By Joan Janzen
“History repeats itself, but in such cunning disguise that we never detect the resemblance until the damage is done.” – Sydney J. Harris, an American journalist who lived from 1917 – 1986.
As Remembrance Day dawned, I listened to a number of Holocaust survivors tell their stories. A male survivor recalls attending his first day of school in 1934, at which time Hitler had been in power for a year. From that time forward, privileges were taken away from the Jewish people. They were prohibited from going to any public facilities such as theatres, restaurants and even some grocery stores.
“I saw one movie by the time I was 18 years old,” he recalled. Within a few years, he wasn’t allowed to attend school and high school graduates were forbidden from attending university.
“After 1936, Jews were not allowed to use public transportation, and it became impossible to have a normal life,” he said. They were unable to congregate in groups and were forced to wear a star, which was sewn on to their clothing. They were labeled as “traitors”.
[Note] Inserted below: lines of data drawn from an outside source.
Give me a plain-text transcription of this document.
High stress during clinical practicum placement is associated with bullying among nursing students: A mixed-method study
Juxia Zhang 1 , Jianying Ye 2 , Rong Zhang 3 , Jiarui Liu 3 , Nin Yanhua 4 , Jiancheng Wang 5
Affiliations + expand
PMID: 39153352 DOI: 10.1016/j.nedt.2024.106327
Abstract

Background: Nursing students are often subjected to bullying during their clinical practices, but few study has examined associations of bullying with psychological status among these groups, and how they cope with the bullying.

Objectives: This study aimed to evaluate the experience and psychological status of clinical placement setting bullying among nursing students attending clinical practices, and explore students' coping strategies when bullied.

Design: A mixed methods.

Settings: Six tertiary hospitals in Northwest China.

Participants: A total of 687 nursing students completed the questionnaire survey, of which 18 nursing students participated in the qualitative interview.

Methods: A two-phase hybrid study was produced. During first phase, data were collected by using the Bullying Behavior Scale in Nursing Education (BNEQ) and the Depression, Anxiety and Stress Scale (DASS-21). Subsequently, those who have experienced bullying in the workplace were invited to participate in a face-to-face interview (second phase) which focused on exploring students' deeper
Jews experienced censorship and were not allowed to have newspapers or radios, so there was no access to communication from the outside world. On November 9, 1938 “all hell broke loose” he said, as stores and synagogues were set on fire. This survivor said, “Everybody felt it was their patriotic duty to report Jews for small infractions, even children. There was no court that would uphold your rights.”
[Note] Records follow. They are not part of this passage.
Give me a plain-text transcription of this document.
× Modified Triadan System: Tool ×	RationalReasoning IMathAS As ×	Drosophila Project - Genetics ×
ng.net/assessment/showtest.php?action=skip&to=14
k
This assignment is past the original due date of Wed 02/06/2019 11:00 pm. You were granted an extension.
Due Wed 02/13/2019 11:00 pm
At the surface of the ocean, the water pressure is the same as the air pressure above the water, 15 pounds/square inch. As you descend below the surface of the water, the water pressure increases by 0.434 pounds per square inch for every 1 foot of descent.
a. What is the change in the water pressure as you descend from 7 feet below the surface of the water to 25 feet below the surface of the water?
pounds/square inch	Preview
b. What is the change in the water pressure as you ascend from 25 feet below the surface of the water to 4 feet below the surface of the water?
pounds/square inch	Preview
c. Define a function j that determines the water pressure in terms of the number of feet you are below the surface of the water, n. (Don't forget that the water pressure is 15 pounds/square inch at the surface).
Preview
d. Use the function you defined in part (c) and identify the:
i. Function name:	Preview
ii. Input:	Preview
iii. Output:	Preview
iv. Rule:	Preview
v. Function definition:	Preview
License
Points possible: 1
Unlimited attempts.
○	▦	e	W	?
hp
Air raids took place twenty-four hours a day, but Jews were not allowed access to bomb shelters. People huddled in shelters would not let any Jews in.
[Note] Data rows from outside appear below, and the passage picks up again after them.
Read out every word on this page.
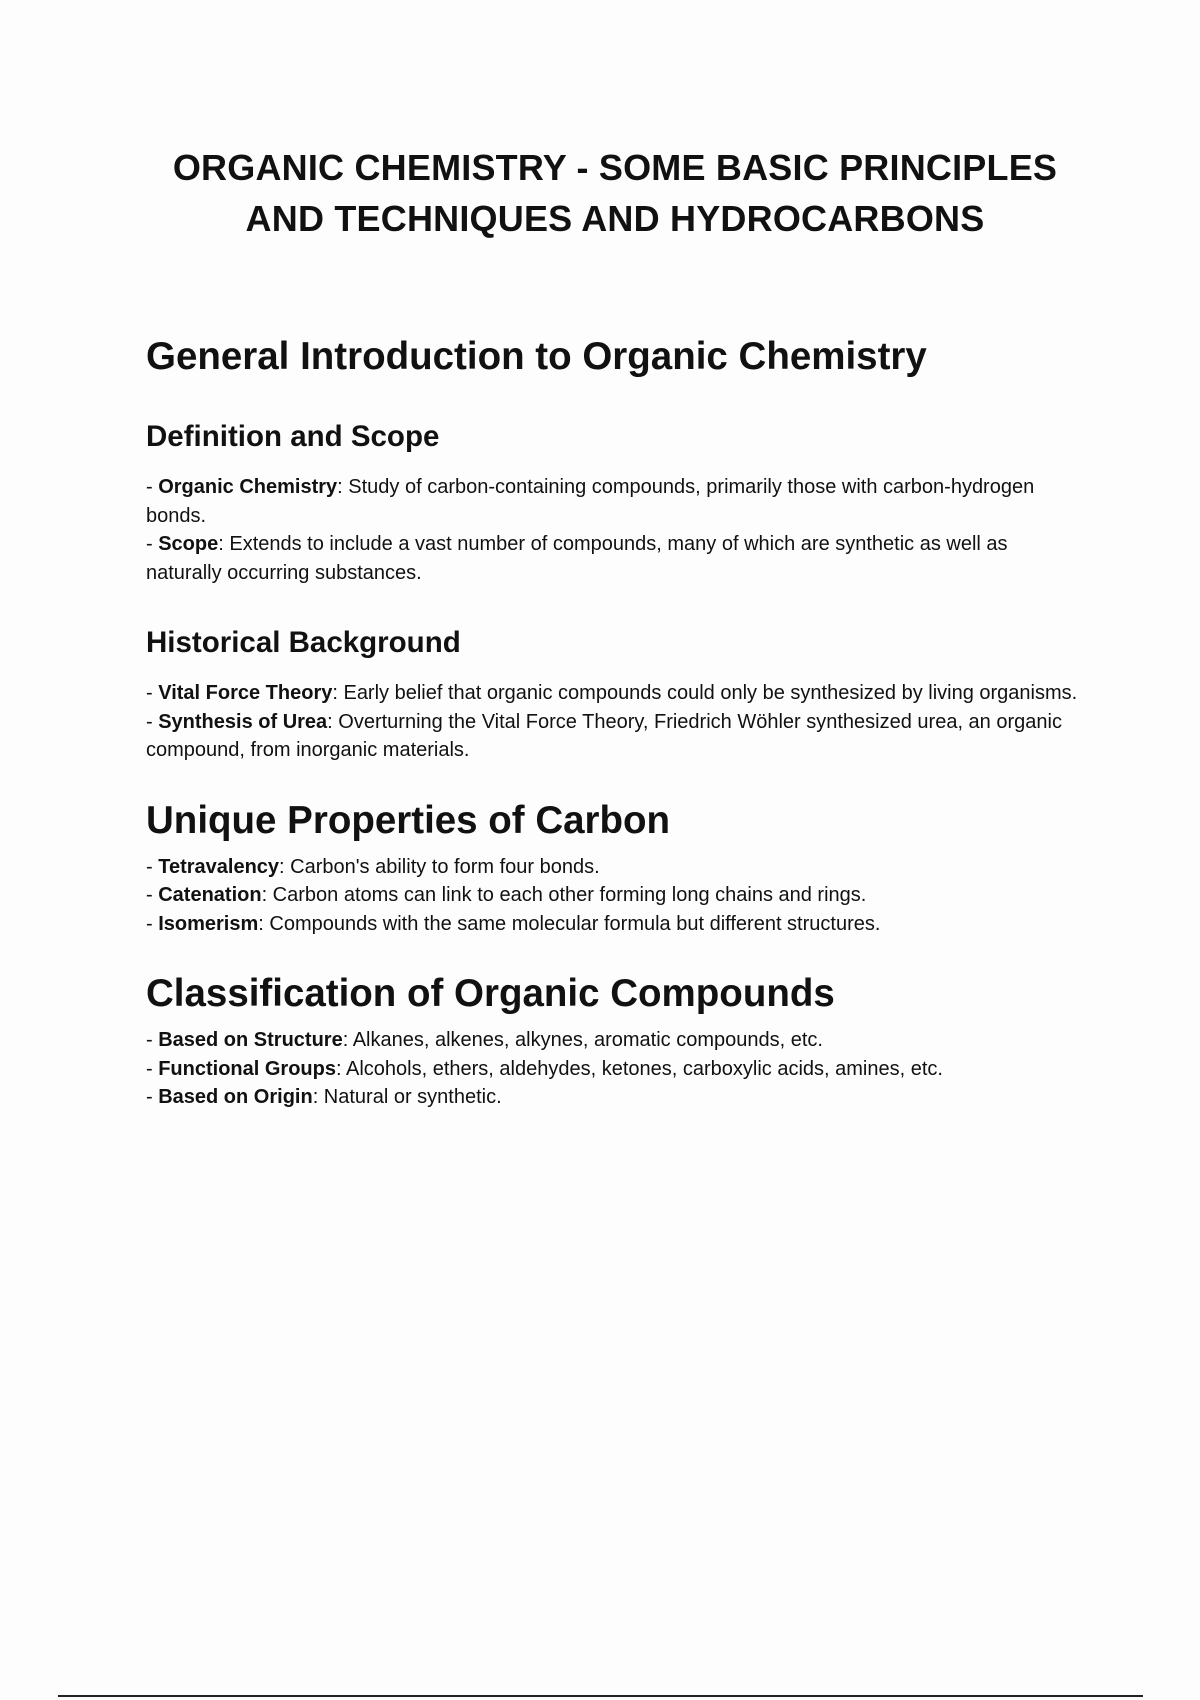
ORGANIC CHEMISTRY - SOME BASIC PRINCIPLES
AND TECHNIQUES AND HYDROCARBONS
General Introduction to Organic Chemistry
Definition and Scope
- Organic Chemistry: Study of carbon-containing compounds, primarily those with carbon-hydrogen bonds.
- Scope: Extends to include a vast number of compounds, many of which are synthetic as well as naturally occurring substances.
Historical Background
- Vital Force Theory: Early belief that organic compounds could only be synthesized by living organisms.
- Synthesis of Urea: Overturning the Vital Force Theory, Friedrich Wöhler synthesized urea, an organic compound, from inorganic materials.
Unique Properties of Carbon
- Tetravalency: Carbon's ability to form four bonds.
- Catenation: Carbon atoms can link to each other forming long chains and rings.
- Isomerism: Compounds with the same molecular formula but different structures.
Classification of Organic Compounds
- Based on Structure: Alkanes, alkenes, alkynes, aromatic compounds, etc.
- Functional Groups: Alcohols, ethers, aldehydes, ketones, carboxylic acids, amines, etc.
- Based on Origin: Natural or synthetic.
Hedi Fried is another survivor who had been telling her story for thirty years. “In the beginning people didn’t want to listen to what happened,” the woman said. She eventually became a psychologist, and reminisced about growing up in a small town, living peacefully with all kinds of minorities, but things quickly changed.
“An injustice is like a grain of sand in your hand. You can’t feel the weight of it,” she said. “But injustices have the tendency to multiply. As long as life isn’t at risk you continue; you live with it. But injustices become more and more, and in the end you can’t bear it. That’s why it’s important to act while there’s still time. And if one compares then to the present, there are so many similarities.”
Looking at the world she experienced déjà vu. “What I see is small, and the things that I once saw are big. There are so many similarities and it could happen, maybe not the same way,” she mused. “What is true has become a lie. Is it true that Auschwitz never happened?” After the war, elementary students in Germany were not taught about the camps.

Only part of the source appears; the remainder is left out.